New Short Stories 5 – the twelve finalists from Willesden Herald 2011.
This is a strong collection, and for anyone who wants to see what sort of stories make it to the final cut in a really worthwhile short story competition (as opposed to the other sort...) it is a necessary purchase, I’d have thought. But even if you are just in it for the read, there is something here for everyone.
This year’s final judge was Maggie Gee – she says this of the pieces she chose:
“Every human type and taste is here – sad, funny, fresh, sharp, gripping, sour and sweet – delicious small mysteries ...”
This year’s winning story, ‘Out of Season’ by Irish writer Mary O’Shea, is simply the best short story I have read in a long time. It is difficult to think of another story with such delicate tracery, exploring quite so unflinchingly a difficult subject that is mauled so often by lesser writers. That tracery may be delicate, but it is iron-wrought and beautiful in the real sense of the word. This story is at the same time poignant - achingly so, but with not one scrap of sugar or sentimentality - and absolutely uplifting. This is what short fiction is about. This is by a master of the form.
‘Apartment’ by Y J Zhu is one of two equally placed runners-up. Zhu, ‘a native of Beijing China, who now lives in San Francisco’ gives us a closely observed tale of time passing, time past, and asks the question ‘where, and what, and above all with whom, is ‘home’?’ The other is ‘Homecoming’ by Alex Barr, who now lives in west Wales. Interestingly, this is another story about belonging, or not – and asks similar questions to Zhu’s story, although the setting, Manchester, is more familiar.

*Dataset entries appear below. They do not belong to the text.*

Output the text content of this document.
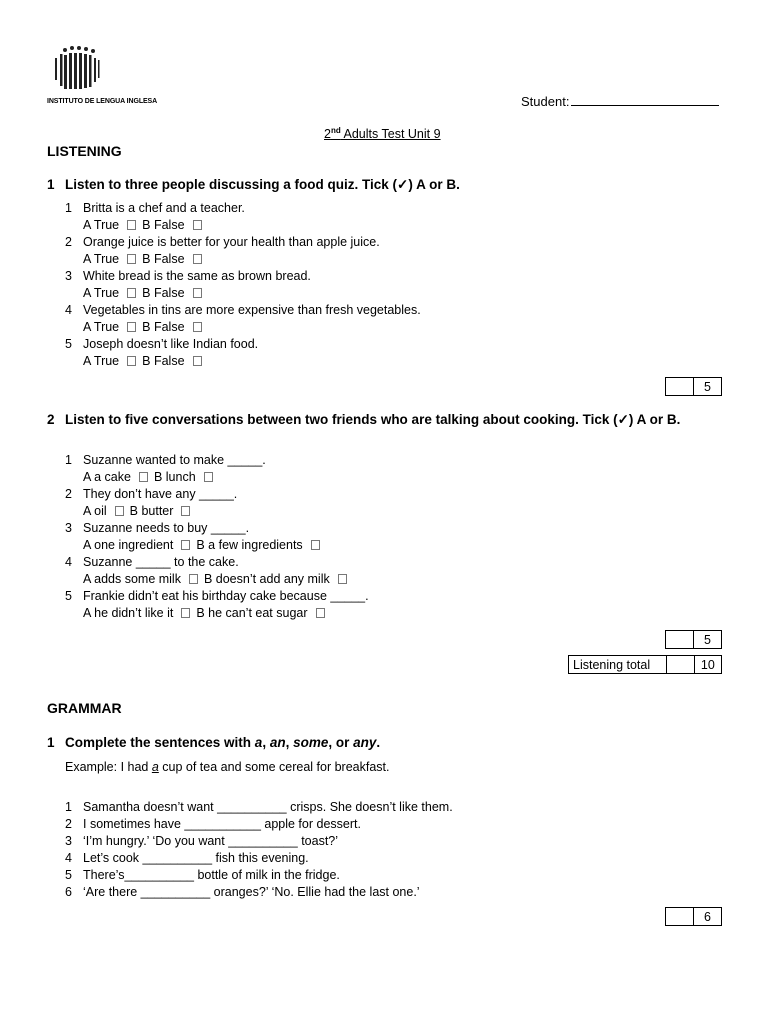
INSTITUTO DE LENGUA INGLESA	Student:
2nd Adults Test Unit 9
LISTENING
1 Listen to three people discussing a food quiz. Tick (✓) A or B.
1 Britta is a chef and a teacher.
A True B False
2 Orange juice is better for your health than apple juice.
A True B False
3 White bread is the same as brown bread.
A True B False
4 Vegetables in tins are more expensive than fresh vegetables.
A True B False
5 Joseph doesn’t like Indian food.
A True B False
5
2 Listen to five conversations between two friends who are talking about cooking. Tick (✓) A or B.
1 Suzanne wanted to make _____.
A a cake B lunch
2 They don’t have any _____.
A oil B butter
3 Suzanne needs to buy _____.
A one ingredient B a few ingredients
4 Suzanne _____ to the cake.
A adds some milk B doesn’t add any milk
5 Frankie didn’t eat his birthday cake because _____.
A he didn’t like it B he can’t eat sugar
5
Listening total	10
GRAMMAR
1 Complete the sentences with a, an, some, or any.
Example: I had a cup of tea and some cereal for breakfast.
1 Samantha doesn’t want __________ crisps. She doesn’t like them.
2 I sometimes have ___________ apple for dessert.
3 ‘I’m hungry.’ ‘Do you want __________ toast?’
4 Let’s cook __________ fish this evening.
5 There’s__________ bottle of milk in the fridge.
6 ‘Are there __________ oranges?’ ‘No. Ellie had the last one.’
6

The nine other stories are worthy finalists, and a strong field created by some real rising stars. In no particular order then - There is the hugely poignant ‘Gusul’ (a washing ritual, for the dead), by the Swedish-based Bosnian writer Adnan Mahmutovic - a story I know well, and find more moving each time I meet it. There is the spare and enigmatic writing of Teresa Stenson - whose previous successes include a Bridport prize - in the marvellous ‘Blue Raincoat’, the shortest story here at less than four sides, and one of the most intriguing. There is A J Ashworth’s extraordinary, exciting and memorable ‘Overnight Miracles’, a psychological drama/sci-fi mix about a woman desperate to recover what is lost. There is the harrowing but beautiful ‘The Bedroom’ by Michael Coleman, who seems to have packed a novel’s worth of experience and emotion into a few pages. And David Frankel’s ‘The Place’ with its marvellous voice and vulnerable main character, keeps on intriguing long after it is read. There is another vulnerable character in Emma Martin’s ‘Victor’ – making this reader wonder if strong beliefs make people easy targets. All these stories are thought provoking – raising questions, asking the careful reader to look again at what seems ordinary. Adrian Sells has a look at the onset of Alzheimer’s in the closely observed and sensitively written ‘Thingummy Wotsit’, and Angela Sherlock’s ‘Set Dance’ is gentle, very well observed, well voiced, and very funny, as it follows two middle-aged Irish farmer brothers to the fair, in search of women. Lastly, and not least, and at almost thirty pages, by far the longest piece of work here: ‘Dancing with the Flag Man’ by Nemone Thornes – a dark coming-of-age piece.
There is indeed something for everyone – this is a very good collection, putting many anthologies in the shade. Highly recommended.